Or, reconnaissons-le, les petites maisons d'édition sont quelque peu oubliées par cette proposition de loi.
Le système conventionnel pose un problème, dans la mesure où les grosses centrales de diffusion ont nécessairement plus de poids dans la négociation des délais de paiement des fournisseurs que les petites librairies. À l'inverse, les gros éditeurs peuvent plus facilement négocier des délais de paiement courts que les très petites maisons d'édition. En un mot, le principal défaut du système conventionnel est qu'il avantage par nature les gros acteurs au détriment des petits.
Pour défendre véritablement le secteur du livre, il nous semble important de mettre fin à la précarité galopante qui règne pour les salariés de ce secteur.
Du côté de la diffusion, les libraires indépendants pâtissent en effet de la concurrence des rouleaux compresseurs que sont la Fnac ou Virgin, et du taux de marge particulièrement faible du secteur, ce qui porte le salaire moyen d'un libraire indépendant à 1 600 euros brut, d'après le syndicat de la librairie française.
Du côté de l'édition, les difficultés structurelles du secteur du livre sont connues de tous et poussent les maisons d'édition à la concentration, au recours systématique aux contrats précaires, sous-payés, ou à l'utilisation abusive de stagiaires en grand nombre.
Pourtant, si les deux géants que sont Hachette-Lagardère et Editis se partagent 35 % du marché des ventes de livres, ils sont loin de représenter l'ensemble du secteur !
Plutôt que de tabler sur un énième abaissement des cotisations sociales patronales réclamé par les représentants patronaux, il conviendrait, monsieur le ministre, de créer des aides massives au secteur, conditionnées à la réalisation d'objectifs d'amélioration qualitative de l'offre d'emploi dans les maisons d'édition et dans les lieux de diffusion. Il faudrait inciter les acteurs à la pérennisation des contrats et à l'amélioration des conditions de travail et de rémunération.
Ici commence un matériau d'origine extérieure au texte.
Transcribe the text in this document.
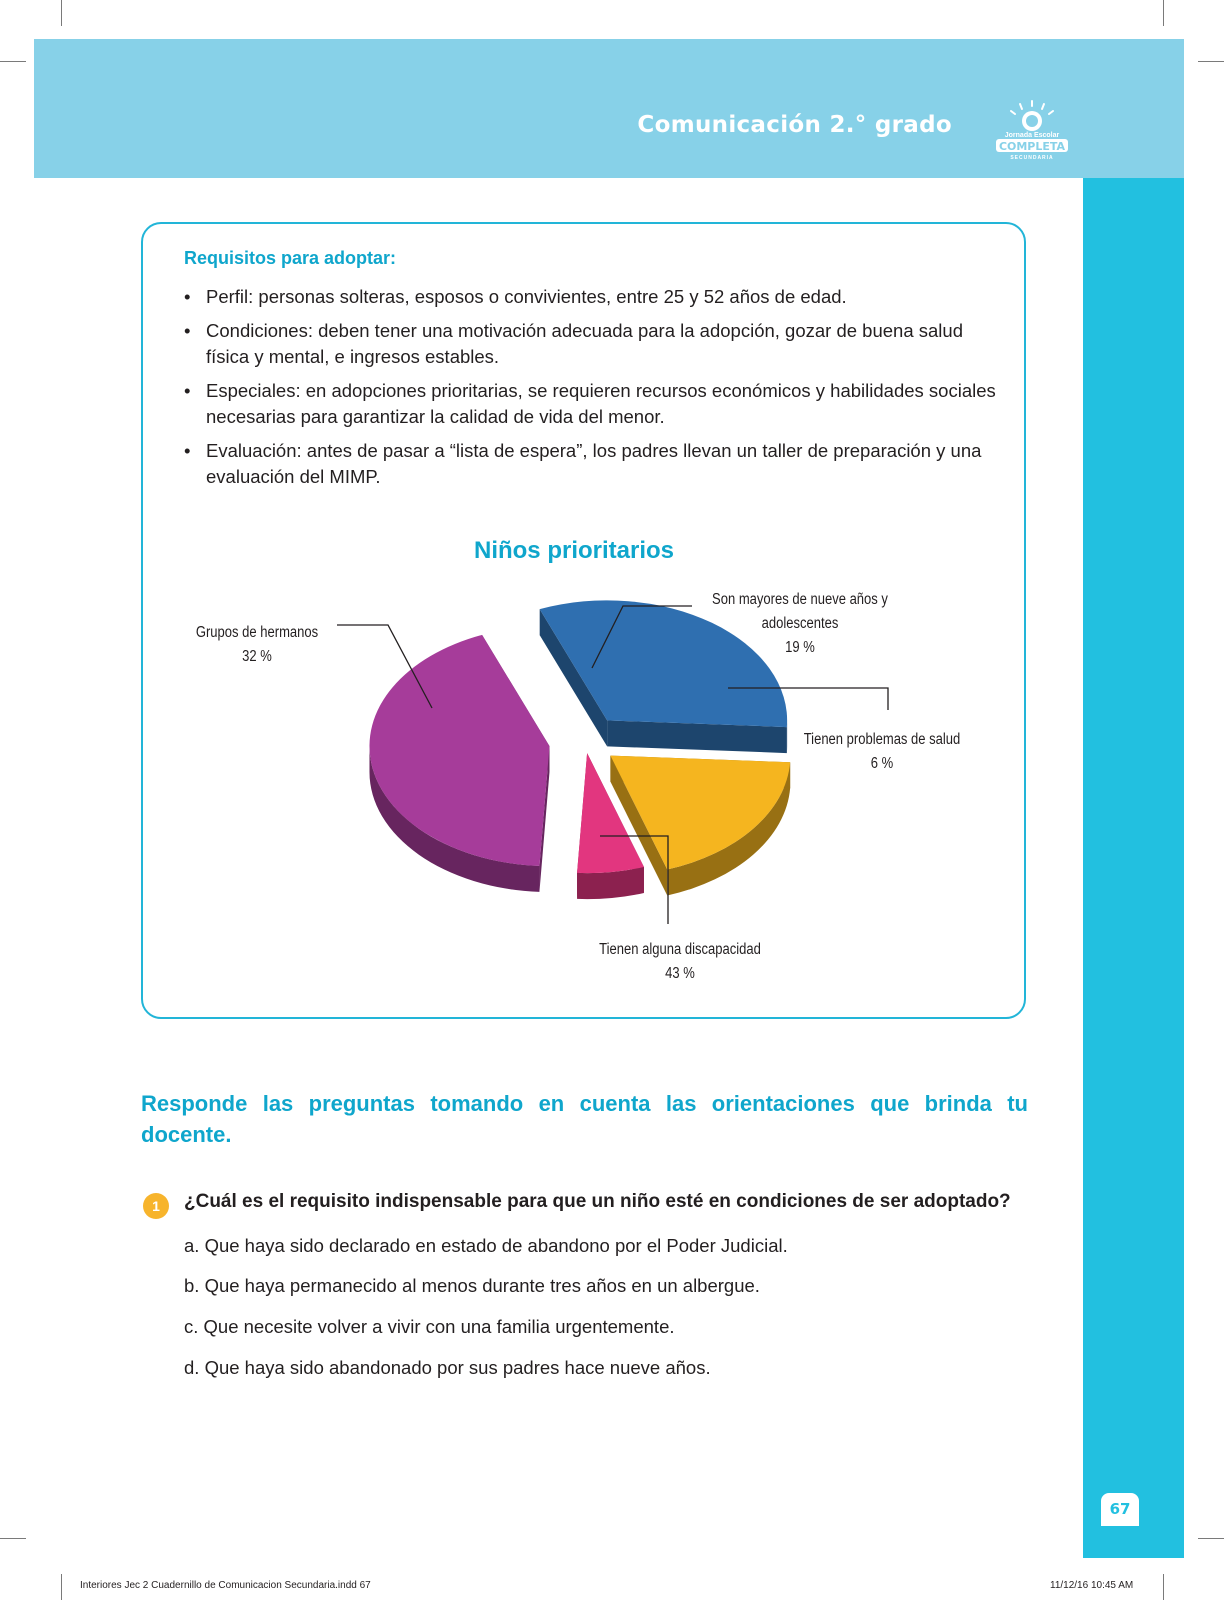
Comunicación 2.° grado	Jornada Escolar
COMPLETA
SECUNDARIA
Requisitos para adoptar:
• Perfil: personas solteras, esposos o convivientes, entre 25 y 52 años de edad.
• Condiciones: deben tener una motivación adecuada para la adopción, gozar de buena salud física y mental, e ingresos estables.
• Especiales: en adopciones prioritarias, se requieren recursos económicos y habilidades sociales necesarias para garantizar la calidad de vida del menor.
• Evaluación: antes de pasar a “lista de espera”, los padres llevan un taller de preparación y una evaluación del MIMP.
Niños prioritarios
Grupos de hermanos
32 %
Son mayores de nueve años y
adolescentes
19 %
Tienen problemas de salud
6 %
Tienen alguna discapacidad
43 %
Responde las preguntas tomando en cuenta las orientaciones que brinda tu docente.
1	¿Cuál es el requisito indispensable para que un niño esté en condiciones de ser adoptado?
a. Que haya sido declarado en estado de abandono por el Poder Judicial.
b. Que haya permanecido al menos durante tres años en un albergue.
c. Que necesite volver a vivir con una familia urgentemente.
d. Que haya sido abandonado por sus padres hace nueve años.
67
Interiores Jec 2 Cuadernillo de Comunicacion Secundaria.indd 67	11/12/16 10:45 AM
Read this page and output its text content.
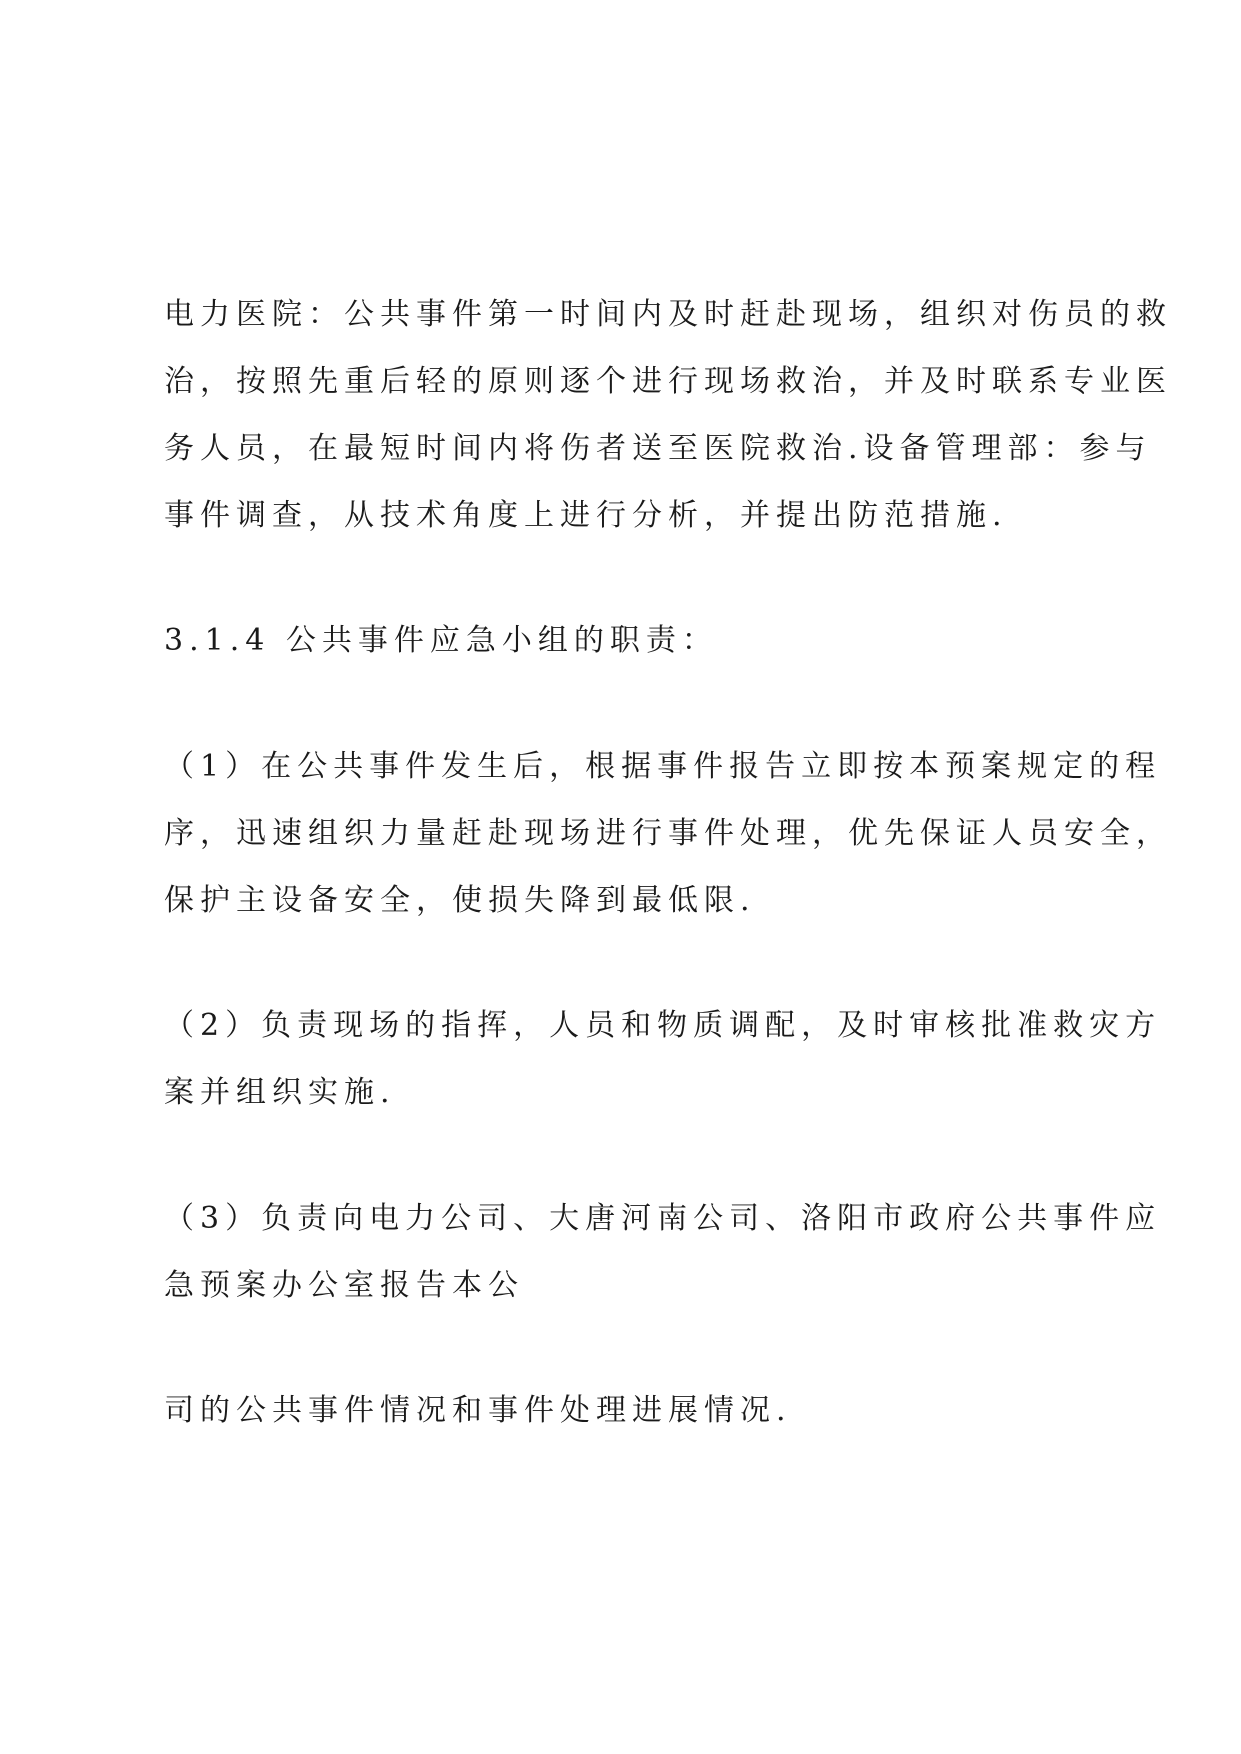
电力医院：公共事件第一时间内及时赶赴现场，组织对伤员的救
治，按照先重后轻的原则逐个进行现场救治，并及时联系专业医
务人员，在最短时间内将伤者送至医院救治.设备管理部：参与
事件调查，从技术角度上进行分析，并提出防范措施.
3.1.4 公共事件应急小组的职责：
（1）在公共事件发生后，根据事件报告立即按本预案规定的程
序，迅速组织力量赶赴现场进行事件处理，优先保证人员安全，
保护主设备安全，使损失降到最低限.
（2）负责现场的指挥，人员和物质调配，及时审核批准救灾方
案并组织实施.
（3）负责向电力公司、大唐河南公司、洛阳市政府公共事件应
急预案办公室报告本公
司的公共事件情况和事件处理进展情况.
Les politiques publiques doivent également s'orienter vers la promotion de la diversité des publications. Le marché concurrentiel du livre pousse en effet à la concentration des acteurs, et la recherche de la rentabilité immédiate pousse à l'uniformisation. Si les chaînes de la grande distribution culturelle présentent à peu près le même catalogue, il n'en est pas de même pour les petites librairies qui peuvent se spécialiser.
Il s'agit donc de comprendre que le sort des petites librairies est lié à celui des petites maisons d'édition. Il faut trouver le moyen de concilier les intérêts de ces deux types d'acteurs pour que l'exception culturelle française et la diffusion du livre perdurent. Je tenais, monsieur le ministre, à vous faire passer ce message.
Si ce texte présente une amélioration, il ne réglera certainement pas le problème de fond du secteur du livre, qui est la précarisation constante des salariés. Dans ce domaine, nous proposons d'instituer des aides conditionnées à l'amélioration qualitative des emplois du secteur.
Avec toutes les réserves que j'ai évoquées, les députés communistes, républicains et du parti de gauche voteront pour ce « mea culpa » de la majorité qui revient sur la loi de modernisation de l'économie.